常に侍臣を召して議論するも、ただ興造と変革を欲し、未だ治政に言及したことはなかった。その後は遊戯に恒常性なく、出入りに節度なく、羽儀と仗衛を従え、朝に出でて夜に還る。或いは天興宮に幸し、或いは道會苑に遊び、陪侍の官は皆、命に堪えず。散楽・雑戯・魚龍爛漫の伎は、常に目前に在り。好んで京城の少年に婦人の服飾をさせ、殿中に入り歌舞せしめ、後宮と共に観て、喜楽と為す。
近臣を擯斥し、多く猜忌を為す。また財に吝嗇で、少しも賜与無し。

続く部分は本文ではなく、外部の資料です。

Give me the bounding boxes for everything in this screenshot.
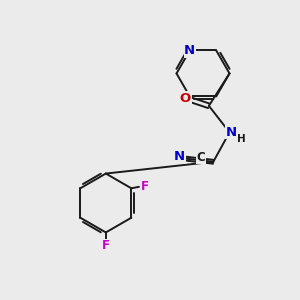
- Text: N: N: [225, 126, 236, 139]
- Text: F: F: [102, 239, 110, 252]
- Text: H: H: [238, 134, 246, 144]
- Text: C: C: [196, 151, 205, 164]
- Text: N: N: [184, 44, 195, 57]
- Text: O: O: [180, 92, 191, 105]
- Text: N: N: [174, 150, 185, 163]
- Text: F: F: [141, 180, 149, 193]
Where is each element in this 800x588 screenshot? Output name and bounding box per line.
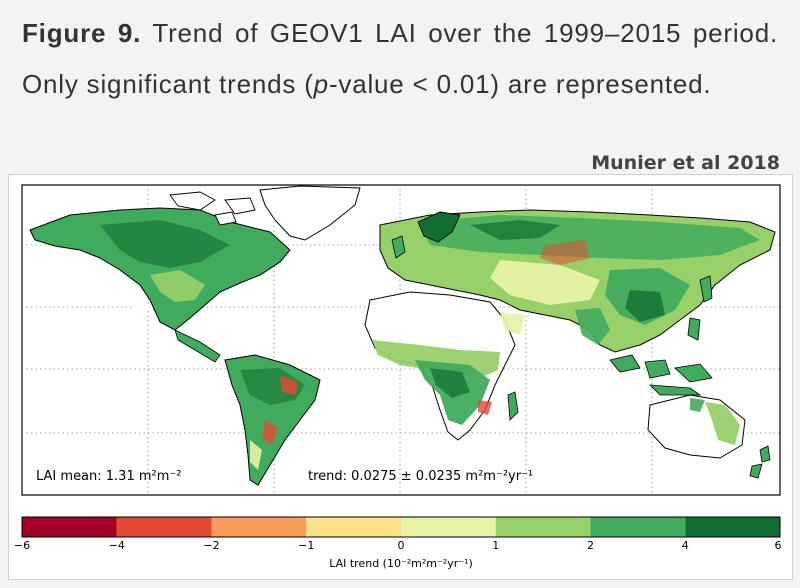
caption-text-2: -value < 0.01) are represented.: [328, 69, 712, 99]
colorbar-tick-5: 0: [398, 539, 405, 552]
se-asia-islands: [609, 317, 713, 396]
colorbar-tick-6: 1: [492, 539, 499, 552]
colorbar-tick-2: −4: [109, 539, 125, 552]
colorbar-title: LAI trend (10⁻²m²m⁻²yr⁻¹): [329, 557, 473, 570]
caption-p-italic: p: [313, 69, 329, 99]
colorbar-tick-3: −2: [203, 539, 219, 552]
colorbar-tick-8: 4: [682, 539, 689, 552]
colorbar-tick-9: 6: [775, 539, 782, 552]
colorbar-tick-1: −6: [14, 539, 30, 552]
colorbar-segment-2: [116, 517, 212, 537]
colorbar-segment-3: [211, 517, 307, 537]
colorbar-segment-1: [22, 517, 117, 537]
scandinavia: [417, 211, 461, 243]
credit-label: Munier et al 2018: [591, 152, 780, 174]
caption-text-1: Trend of GEOV1 LAI over the 1999–2015 pe…: [22, 18, 778, 99]
lai-mean-label: LAI mean: 1.31 m²m⁻²: [36, 469, 181, 484]
japan: [699, 275, 713, 303]
eurasia: [379, 209, 776, 353]
colorbar-tick-4: −1: [298, 539, 314, 552]
madagascar: [507, 391, 519, 421]
arctic-islands: [169, 191, 256, 226]
colorbar-segment-8: [685, 517, 780, 537]
colorbar-segment-4: [306, 517, 401, 537]
new-zealand: [749, 445, 771, 479]
south-america: [224, 354, 321, 486]
colorbar-segment-7: [590, 517, 686, 537]
africa: [364, 291, 525, 441]
figure-label: Figure 9.: [22, 18, 142, 48]
figure-caption: Figure 9. Trend of GEOV1 LAI over the 19…: [22, 8, 778, 110]
world-map: LAI mean: 1.31 m²m⁻² trend: 0.0275 ± 0.0…: [21, 184, 781, 496]
colorbar-segment-5: [401, 517, 496, 537]
british-isles: [391, 235, 406, 259]
colorbar-border: [21, 516, 781, 538]
colorbar-tick-7: 2: [587, 539, 594, 552]
greenland: [259, 185, 361, 241]
north-america: [29, 207, 291, 363]
trend-label: trend: 0.0275 ± 0.0235 m²m⁻²yr⁻¹: [308, 469, 533, 484]
colorbar: −6 −4 −2 −1 0 1 2 4 6 LAI trend (10⁻²m²m…: [14, 516, 782, 570]
colorbar-segment-6: [495, 517, 591, 537]
australia: [647, 394, 746, 459]
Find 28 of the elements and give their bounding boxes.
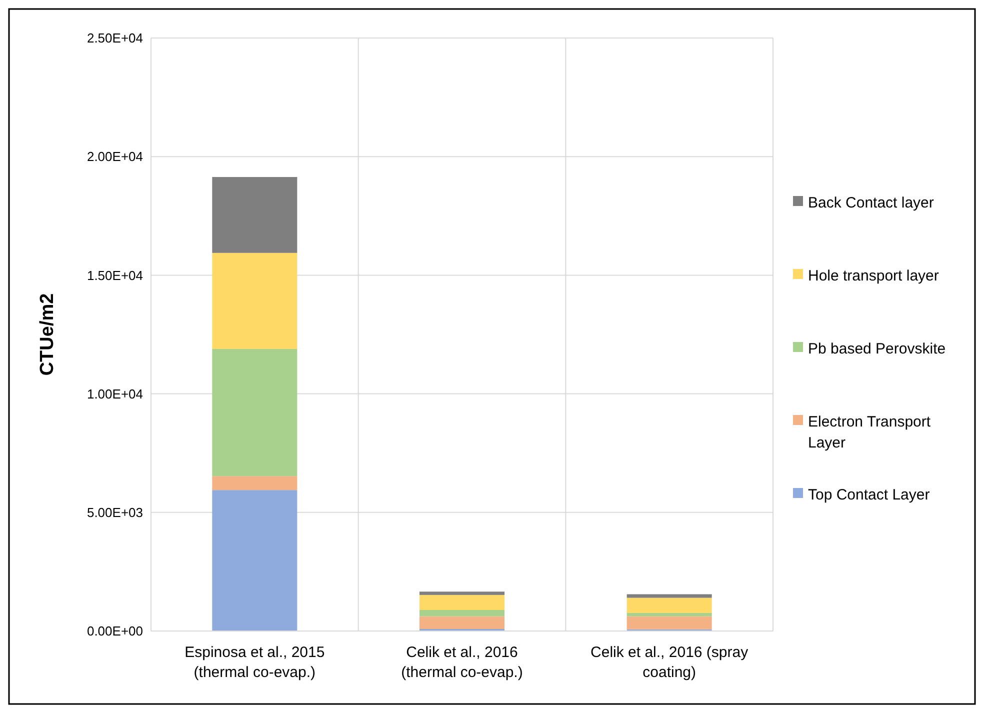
bar [626,598,712,613]
bar [212,177,298,253]
y-tick-label: 2.00E+04 [86,149,143,164]
legend-label: Electron Transport Layer [808,413,932,452]
bar [212,490,298,631]
x-tick-label: Celik et al., 2016 (spray coating) [590,644,749,681]
y-tick-label: 2.50E+04 [86,30,143,46]
bar [626,612,712,616]
y-tick-label: 0.00E+00 [86,624,143,639]
bar [212,348,298,476]
bar [419,610,505,616]
y-axis-title: CTUe/m2 [37,293,58,376]
bar [212,252,298,349]
bar [626,616,712,630]
legend-label: Top Contact Layer [808,486,930,504]
legend-label: Hole transport layer [808,267,939,284]
y-tick-label: 5.00E+03 [86,504,143,520]
bar [212,476,298,490]
y-tick-label: 1.50E+04 [86,268,143,283]
bar [419,592,505,595]
y-tick-label: 1.00E+04 [86,386,143,402]
legend-label: Pb based Perovskite [808,340,946,358]
x-tick-label: Celik et al., 2016 (thermal co-evap.) [401,644,523,681]
legend-label: Back Contact layer [808,194,934,212]
bar [419,594,505,610]
x-tick-label: Espinosa et al., 2015 (thermal co-evap.) [184,644,325,681]
bar [419,616,505,629]
bar [626,594,712,598]
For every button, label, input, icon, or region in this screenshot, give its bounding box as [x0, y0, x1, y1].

群臣が規諫して己が志を行えぬことを恐れ、常に左右を遣わして密かに伺察せしめ、動止の為す所を、全て記録せしめ、少しでも違背あれば、直ちにその罪を加う。公卿以下、皆楚撻を受け、その間誅戮・黜免せられたる者は、数え尽くせず。常に人を笞捶するに、皆百二十を以て度と為し、天杖と名付く。宮人・内職もまた之の如し。后妃・嬪御は、寵嬖を受けしも、多く杖背を受く。ここにおいて内外恐懼し、人自ら安からず、皆苟免を求め、固き志ある者無く、重ねて足を累ね息を潜め、終わりに及ぶ。
【史評】
史臣曰く、高祖は嗣子の才無きを識り、宗祏の至重なるを顧みたれど、愛に滞ること晉武に同じく、哲を明らかにすることは宋宣に異なり。ただ檟楚を以て威し、懲肅を期すのみ。義方の教え、豈に是くの如くならんや。遂に昏虐をして君臨せしめ、姦回をして肆毒せしむ。善は小なりとて必ず棄て、悪は大なりとて為さざる無し。南山の簡を窮めても、未だその過を書き尽くすに足らず、東観の筆を尽くしても、その罪を記す能わず。然れども猶ほ首領を全うし、子に及んで亡ぶ。幸いなるかな。